Taking this further, the physical address space reserved for RAM is 0x0 to 0x9FFFFF -- which is 10 MB in size. Exactly matching the limitation we all know well.
I guess my overall question is: doesn't this mean the 10 MB limit has to do with the way that the V8/Spice/Eagle/etc. chipsets decode addresses? It kind of explains, in my mind anyway, why SizeMemory is limiting itself to 10 MB total. If it were possible to have more than 10 MB, where would the additional memory be mapped physically? It can't go directly after the first 10 MB, because that's where the ROM is. Is the V8/Spice capable of mapping that extra 2 MB of RAM somewhere else in the physical address space?
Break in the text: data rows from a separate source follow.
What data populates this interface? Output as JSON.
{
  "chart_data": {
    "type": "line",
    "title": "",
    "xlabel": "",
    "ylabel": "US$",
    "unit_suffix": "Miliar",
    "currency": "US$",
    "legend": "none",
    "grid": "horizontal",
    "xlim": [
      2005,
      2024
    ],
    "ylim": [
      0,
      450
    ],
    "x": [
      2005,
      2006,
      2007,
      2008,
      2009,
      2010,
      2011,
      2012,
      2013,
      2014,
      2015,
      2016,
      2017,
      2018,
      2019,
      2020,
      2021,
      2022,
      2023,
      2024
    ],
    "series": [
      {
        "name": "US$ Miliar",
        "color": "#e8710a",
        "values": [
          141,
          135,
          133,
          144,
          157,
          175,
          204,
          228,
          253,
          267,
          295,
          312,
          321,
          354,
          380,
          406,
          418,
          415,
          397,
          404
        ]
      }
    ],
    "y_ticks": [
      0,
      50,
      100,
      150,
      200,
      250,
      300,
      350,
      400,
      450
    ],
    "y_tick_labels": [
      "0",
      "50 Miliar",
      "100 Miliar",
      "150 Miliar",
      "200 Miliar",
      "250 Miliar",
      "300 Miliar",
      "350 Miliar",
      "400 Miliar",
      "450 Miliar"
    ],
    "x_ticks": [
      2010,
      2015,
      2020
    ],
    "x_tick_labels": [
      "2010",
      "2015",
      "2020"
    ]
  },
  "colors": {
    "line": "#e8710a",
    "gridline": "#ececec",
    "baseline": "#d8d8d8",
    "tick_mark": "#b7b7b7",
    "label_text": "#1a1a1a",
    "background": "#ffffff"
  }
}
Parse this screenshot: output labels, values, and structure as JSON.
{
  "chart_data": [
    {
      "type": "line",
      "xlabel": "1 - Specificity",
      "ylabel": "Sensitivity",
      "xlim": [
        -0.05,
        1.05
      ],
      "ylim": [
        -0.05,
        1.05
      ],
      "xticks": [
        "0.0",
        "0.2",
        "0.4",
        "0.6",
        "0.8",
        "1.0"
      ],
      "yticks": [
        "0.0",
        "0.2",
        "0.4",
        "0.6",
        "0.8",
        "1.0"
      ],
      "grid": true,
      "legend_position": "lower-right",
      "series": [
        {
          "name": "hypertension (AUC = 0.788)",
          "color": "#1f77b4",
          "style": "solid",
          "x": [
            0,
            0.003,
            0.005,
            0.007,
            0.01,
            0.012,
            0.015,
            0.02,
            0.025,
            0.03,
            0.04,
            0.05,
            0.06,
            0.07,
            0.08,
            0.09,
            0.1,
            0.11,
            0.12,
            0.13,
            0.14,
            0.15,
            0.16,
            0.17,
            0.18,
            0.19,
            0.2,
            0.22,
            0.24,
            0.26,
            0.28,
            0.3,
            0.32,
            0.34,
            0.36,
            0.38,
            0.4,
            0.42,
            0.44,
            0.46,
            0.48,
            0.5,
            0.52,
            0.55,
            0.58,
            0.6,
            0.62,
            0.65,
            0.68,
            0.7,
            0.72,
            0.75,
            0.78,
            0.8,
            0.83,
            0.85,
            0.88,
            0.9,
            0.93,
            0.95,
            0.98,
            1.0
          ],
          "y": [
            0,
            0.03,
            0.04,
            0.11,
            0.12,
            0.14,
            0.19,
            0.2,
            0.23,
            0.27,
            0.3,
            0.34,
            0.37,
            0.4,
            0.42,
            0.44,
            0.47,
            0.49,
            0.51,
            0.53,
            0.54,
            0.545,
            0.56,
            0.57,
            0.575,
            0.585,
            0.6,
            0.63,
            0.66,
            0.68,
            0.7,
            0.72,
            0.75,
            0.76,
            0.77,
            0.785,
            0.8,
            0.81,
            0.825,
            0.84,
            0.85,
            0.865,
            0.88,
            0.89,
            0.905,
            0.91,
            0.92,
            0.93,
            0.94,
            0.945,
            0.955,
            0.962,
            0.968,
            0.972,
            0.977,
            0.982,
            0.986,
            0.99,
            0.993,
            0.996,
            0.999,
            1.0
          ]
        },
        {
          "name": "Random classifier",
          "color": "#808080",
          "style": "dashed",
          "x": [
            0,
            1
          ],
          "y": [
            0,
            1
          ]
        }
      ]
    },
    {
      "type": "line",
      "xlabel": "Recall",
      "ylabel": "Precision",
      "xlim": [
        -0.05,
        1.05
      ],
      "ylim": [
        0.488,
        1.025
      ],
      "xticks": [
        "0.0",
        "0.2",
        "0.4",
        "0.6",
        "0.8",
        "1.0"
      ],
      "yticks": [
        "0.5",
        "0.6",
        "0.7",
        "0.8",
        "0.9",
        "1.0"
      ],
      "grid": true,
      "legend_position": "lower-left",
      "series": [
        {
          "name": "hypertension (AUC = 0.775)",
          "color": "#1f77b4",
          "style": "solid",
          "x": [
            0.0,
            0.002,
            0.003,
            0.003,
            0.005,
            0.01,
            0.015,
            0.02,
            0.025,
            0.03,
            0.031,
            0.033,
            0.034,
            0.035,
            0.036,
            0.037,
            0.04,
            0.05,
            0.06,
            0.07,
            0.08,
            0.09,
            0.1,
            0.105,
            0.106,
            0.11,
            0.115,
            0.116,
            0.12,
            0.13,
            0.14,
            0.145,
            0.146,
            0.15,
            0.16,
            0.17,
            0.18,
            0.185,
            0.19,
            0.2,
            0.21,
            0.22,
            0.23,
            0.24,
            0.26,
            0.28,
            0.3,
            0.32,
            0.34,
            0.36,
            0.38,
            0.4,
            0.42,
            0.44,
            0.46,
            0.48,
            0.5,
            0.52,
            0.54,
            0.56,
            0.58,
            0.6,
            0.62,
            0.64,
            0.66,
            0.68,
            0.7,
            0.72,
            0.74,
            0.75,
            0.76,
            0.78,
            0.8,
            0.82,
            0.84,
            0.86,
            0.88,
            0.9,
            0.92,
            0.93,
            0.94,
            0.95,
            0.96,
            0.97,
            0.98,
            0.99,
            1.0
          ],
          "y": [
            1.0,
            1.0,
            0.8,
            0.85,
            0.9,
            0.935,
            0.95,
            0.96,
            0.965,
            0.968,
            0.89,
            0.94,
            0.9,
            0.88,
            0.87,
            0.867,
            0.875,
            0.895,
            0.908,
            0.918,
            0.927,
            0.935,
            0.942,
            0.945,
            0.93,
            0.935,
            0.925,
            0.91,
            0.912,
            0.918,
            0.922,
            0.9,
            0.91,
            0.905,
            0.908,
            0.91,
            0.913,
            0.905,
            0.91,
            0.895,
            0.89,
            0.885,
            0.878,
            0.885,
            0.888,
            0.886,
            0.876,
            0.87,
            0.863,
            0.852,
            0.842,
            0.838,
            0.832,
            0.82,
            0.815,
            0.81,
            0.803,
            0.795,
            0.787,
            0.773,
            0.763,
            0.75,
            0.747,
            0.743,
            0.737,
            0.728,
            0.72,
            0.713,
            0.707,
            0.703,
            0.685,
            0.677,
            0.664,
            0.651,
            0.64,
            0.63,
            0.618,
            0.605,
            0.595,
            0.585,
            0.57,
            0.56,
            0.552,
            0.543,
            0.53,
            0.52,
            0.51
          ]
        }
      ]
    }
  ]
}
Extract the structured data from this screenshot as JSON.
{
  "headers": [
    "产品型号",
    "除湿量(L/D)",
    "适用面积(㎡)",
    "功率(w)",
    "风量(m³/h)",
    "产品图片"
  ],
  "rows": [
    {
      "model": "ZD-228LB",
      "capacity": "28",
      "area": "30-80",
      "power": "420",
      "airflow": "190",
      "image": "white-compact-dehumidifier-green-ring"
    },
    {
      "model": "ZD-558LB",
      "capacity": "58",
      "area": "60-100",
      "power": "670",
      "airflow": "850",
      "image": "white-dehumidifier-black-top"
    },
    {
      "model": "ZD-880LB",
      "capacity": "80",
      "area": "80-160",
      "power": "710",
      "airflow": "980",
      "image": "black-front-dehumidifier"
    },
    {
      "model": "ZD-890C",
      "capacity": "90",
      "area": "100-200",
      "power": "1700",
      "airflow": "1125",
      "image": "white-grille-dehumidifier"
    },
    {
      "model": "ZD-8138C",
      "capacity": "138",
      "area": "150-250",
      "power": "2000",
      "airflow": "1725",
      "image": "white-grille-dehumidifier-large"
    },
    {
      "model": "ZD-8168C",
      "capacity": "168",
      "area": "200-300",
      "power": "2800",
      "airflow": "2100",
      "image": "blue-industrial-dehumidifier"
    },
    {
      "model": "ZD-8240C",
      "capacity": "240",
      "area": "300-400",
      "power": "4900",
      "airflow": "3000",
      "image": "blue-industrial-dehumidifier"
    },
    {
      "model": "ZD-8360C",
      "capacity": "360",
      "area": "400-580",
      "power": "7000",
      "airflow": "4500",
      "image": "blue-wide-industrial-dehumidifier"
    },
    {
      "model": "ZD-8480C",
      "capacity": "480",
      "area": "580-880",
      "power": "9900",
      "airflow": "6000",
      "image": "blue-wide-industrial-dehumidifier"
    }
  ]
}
It does make me wonder what the Presto 040 does to allow making full use of the 12 MB. Maybe there's a hardware aspect to it as well? Since the card has access to the full set of A0-A31 address lines on its 040 CPU, maybe it does some special address decoding of its own? Or is it just patching the ROM's MMU tables? I can't figure out in my head how it would work as long as the Spice/V8/etc. chip is still involved, unless those chipsets have some crazy way to remap the extra RAM somewhere else.
The LC III is completely different. The Sonora chipset it uses is more like normal Macs where it's fully decoding the address lines so the ROM is physically mapped at 0x40800000 and there's plenty of room below that for lots of RAM.
Is my understanding here completely off base? I would love to be proven wrong!